Gabriela Alves de Olivera; Patricia Nunes da Fonsêca
RESUMO
O transtorno de Compulsão Alimentar é uma categoria diagnóstica recente, e tem como característica episódios de hiperfagia acompanhados da sensação de falta de controle. É um transtorno bem mais freqüente nas mulheres do que nos homens. Considerando esses aspectos, este trabalho teve como objetivo identificar as percepções dos profissionais de saúde sobre o Transtorno de Compulsão Alimentar e os pacientes acometidos dessa doença. Participaram nove profissionais de saúde (médicos, nutricionistas e psicólogos) que trabalhavam em hospitais públicos e clínicas particulares. Eles responderam a uma entrevista semi-estruturada. Os resultados mostraram que, apesar de os profissionais terem formações diferentes, apresentaram, em sua maioria, percepções semelhantes quanto à doença e aos pacientes acometidos desse transtorno. Considerando as limitações da pesquisa, sugere-se a replicação do estudo com uma amostra maior de profissionais e a averiguação da percepção dos familiares desses pacientes, tendo em vista serem personagens importantes no processo terapêutico.
Palavras-chave: Compulsão alimentar, Transtornos alimentares, Diagnóstico.
ABSTRACT
The binge eating disorders is a recent disgnostic category. It is characteristically followed by episodes of hyperphagia involving the sensation of a lack of control. It is a disorder wich is more frequent in womem than men.
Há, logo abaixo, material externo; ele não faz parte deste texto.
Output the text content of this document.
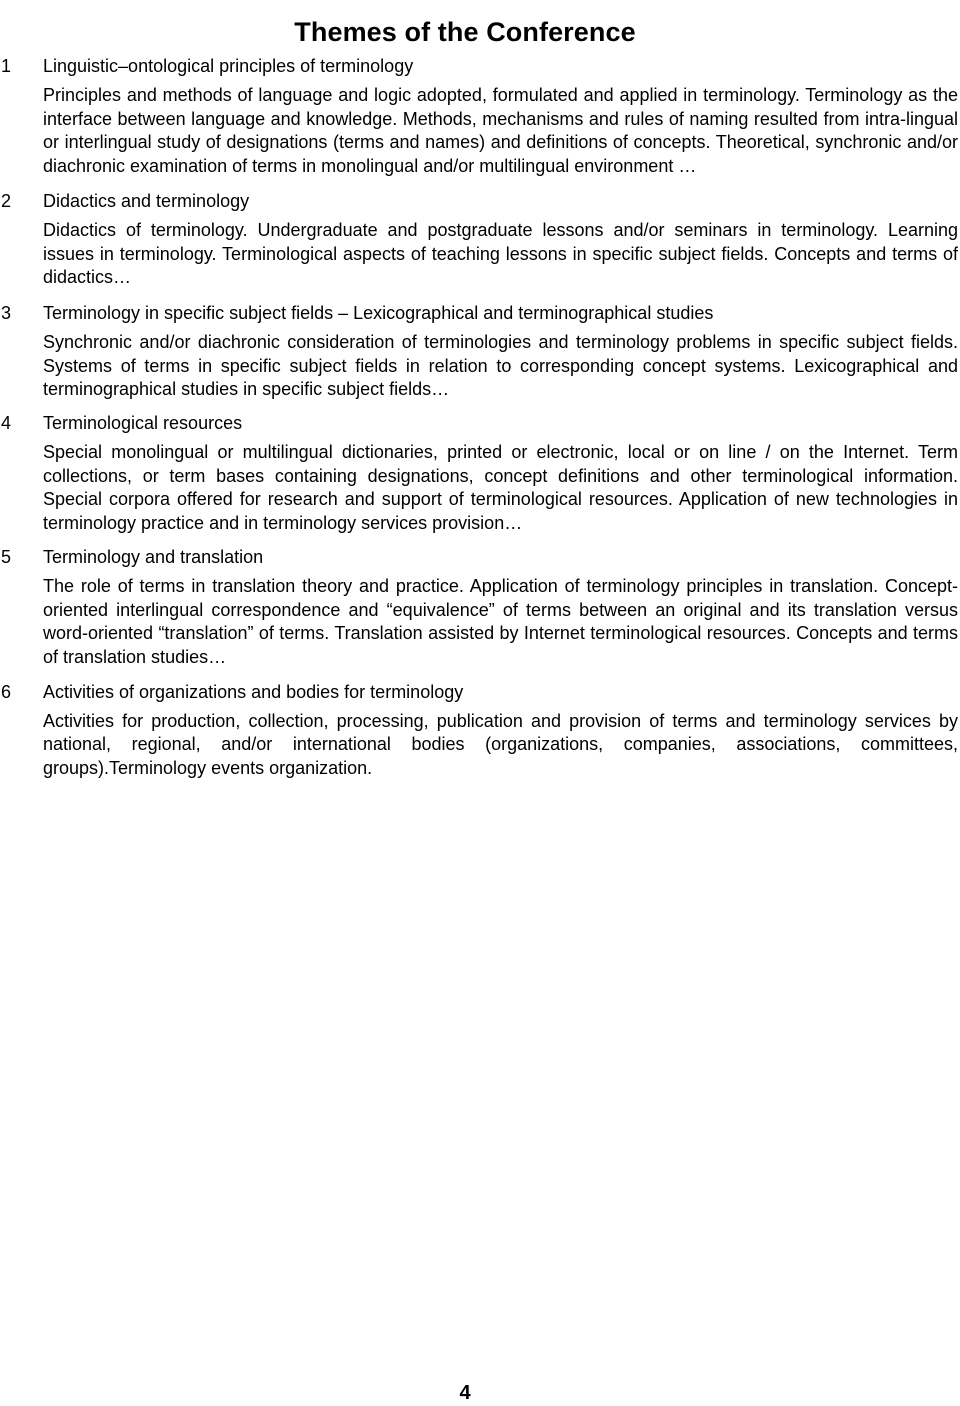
Themes of the Conference
1	Linguistic–ontological principles of terminology

Principles and methods of language and logic adopted, formulated and applied in terminology. Terminology as the interface between language and knowledge. Methods, mechanisms and rules of naming resulted from intra-lingual or interlingual study of designations (terms and names) and definitions of concepts. Theoretical, synchronic and/or diachronic examination of terms in monolingual and/or multilingual environment …

2	Didactics and terminology

Didactics of terminology. Undergraduate and postgraduate lessons and/or seminars in terminology. Learning issues in terminology. Terminological aspects of teaching lessons in specific subject fields. Concepts and terms of didactics…

3	Terminology in specific subject fields – Lexicographical and terminographical studies

Synchronic and/or diachronic consideration of terminologies and terminology problems in specific subject fields. Systems of terms in specific subject fields in relation to corresponding concept systems. Lexicographical and terminographical studies in specific subject fields…

4	Terminological resources

Special monolingual or multilingual dictionaries, printed or electronic, local or on line / on the Internet. Term collections, or term bases containing designations, concept definitions and other terminological information. Special corpora offered for research and support of terminological resources. Application of new technologies in terminology practice and in terminology services provision…

5	Terminology and translation

The role of terms in translation theory and practice. Application of terminology principles in translation. Concept-oriented interlingual correspondence and “equivalence” of terms between an original and its translation versus word-oriented “translation” of terms. Translation assisted by Internet terminological resources. Concepts and terms of translation studies…

6	Activities of organizations and bodies for terminology

Activities for production, collection, processing, publication and provision of terms and terminology services by national, regional, and/or international bodies (organizations, companies, associations, committees, groups).Terminology events organization.

4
Considering these aspects, the objective of this study was to identify the perceptions that health professionals have on the binge eating disorders and the patients that suffer from this illness. Nine health professionals (doctors, nutritionists and psychologists) that worked in clinical public hospitals participated. They responded to a semi structured interview. The results showed that although the professionals have different backgrounds, similar perceptions showed up regarding the illness and the patients that suffered from this order. Considering limitations of this, another study involving a larger sample of professionals is suggested, including the perceptions of the family members of these patients since they are important in the therapeutic process.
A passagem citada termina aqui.